Friday 15 January 2010

Pets, pets, wonderful pets

Tonight I plan to watch A Fish Called Wanda.
It's something of a reward.

Over 12,000 words have been pinned, squirming to the page. Over half of these aren't the words: "Oh Jesus, Jesus, buggery piece of shit this is bollocks I'm writing".
I'm led to believe this is positive.

I've been swimming.
I've been kicked in the head by a small child and his plastic float.
I didn't sideswipe that car that zoomed up the dedicated right hand lane and forced his way into the backed up ahead only lane. And it was a BMW. And it had one of those "I'm poor with contraceptives" cards in the back window.
I have (mentally) given a troglodyte armed with trolley a severe verbal tongue bashing.
I haven't made any crank phones calls to Aneka Rice. Or Zora Suleman.
I've even written a blog post (this one counts).

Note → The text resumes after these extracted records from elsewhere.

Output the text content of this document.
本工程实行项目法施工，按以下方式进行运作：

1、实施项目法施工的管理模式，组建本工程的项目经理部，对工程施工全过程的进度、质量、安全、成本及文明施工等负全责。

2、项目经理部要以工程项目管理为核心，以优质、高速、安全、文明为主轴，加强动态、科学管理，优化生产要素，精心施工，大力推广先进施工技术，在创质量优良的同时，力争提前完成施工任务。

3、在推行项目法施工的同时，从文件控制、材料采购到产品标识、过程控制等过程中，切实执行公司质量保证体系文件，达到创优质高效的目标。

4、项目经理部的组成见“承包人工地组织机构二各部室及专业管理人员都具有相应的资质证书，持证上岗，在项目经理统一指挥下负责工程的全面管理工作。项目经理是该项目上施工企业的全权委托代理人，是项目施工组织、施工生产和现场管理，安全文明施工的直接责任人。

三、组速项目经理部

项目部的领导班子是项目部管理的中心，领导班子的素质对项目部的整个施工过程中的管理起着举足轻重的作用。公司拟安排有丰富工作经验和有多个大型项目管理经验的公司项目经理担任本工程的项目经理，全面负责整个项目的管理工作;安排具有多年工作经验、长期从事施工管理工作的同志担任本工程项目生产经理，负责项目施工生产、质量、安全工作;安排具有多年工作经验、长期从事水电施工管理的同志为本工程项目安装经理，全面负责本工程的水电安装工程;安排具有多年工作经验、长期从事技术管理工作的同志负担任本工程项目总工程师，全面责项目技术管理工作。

But the top class comedy movie, A Fish Called Wanda, starring one third of Monty Python, about a fish, called Wanda, and with poor old animal loving Ken causing several small, yappy dogs to snuff it, isn't a reward for all this.

This film, where one small, yappy dog is crushed under a big heavy box, where another small, yappy dog is savaged by a Doberman Pincher, and where the final small, yappy dog is also killed*, all of this small, yappy dog slaying is for none of the above.

Next door have a small, yappy dog.
And it yaps whenever that concept physicists known as time is passing.
It's been yapping all fucking day.
At one point I shouted, "Shut up," quite loudly. Had someone been in the room next to my office they might have heard me.

Watching A Fish Called Wanda with its three glorious scenes of small, yappy dogs yapping no more is going to be so sweet.


* I'll know how the third yappy dog snuffs it about two hours. I cannot wait.

I've also written the phrase "small, yappy dog" so many times that now I don't know if there should be a comma in there or not.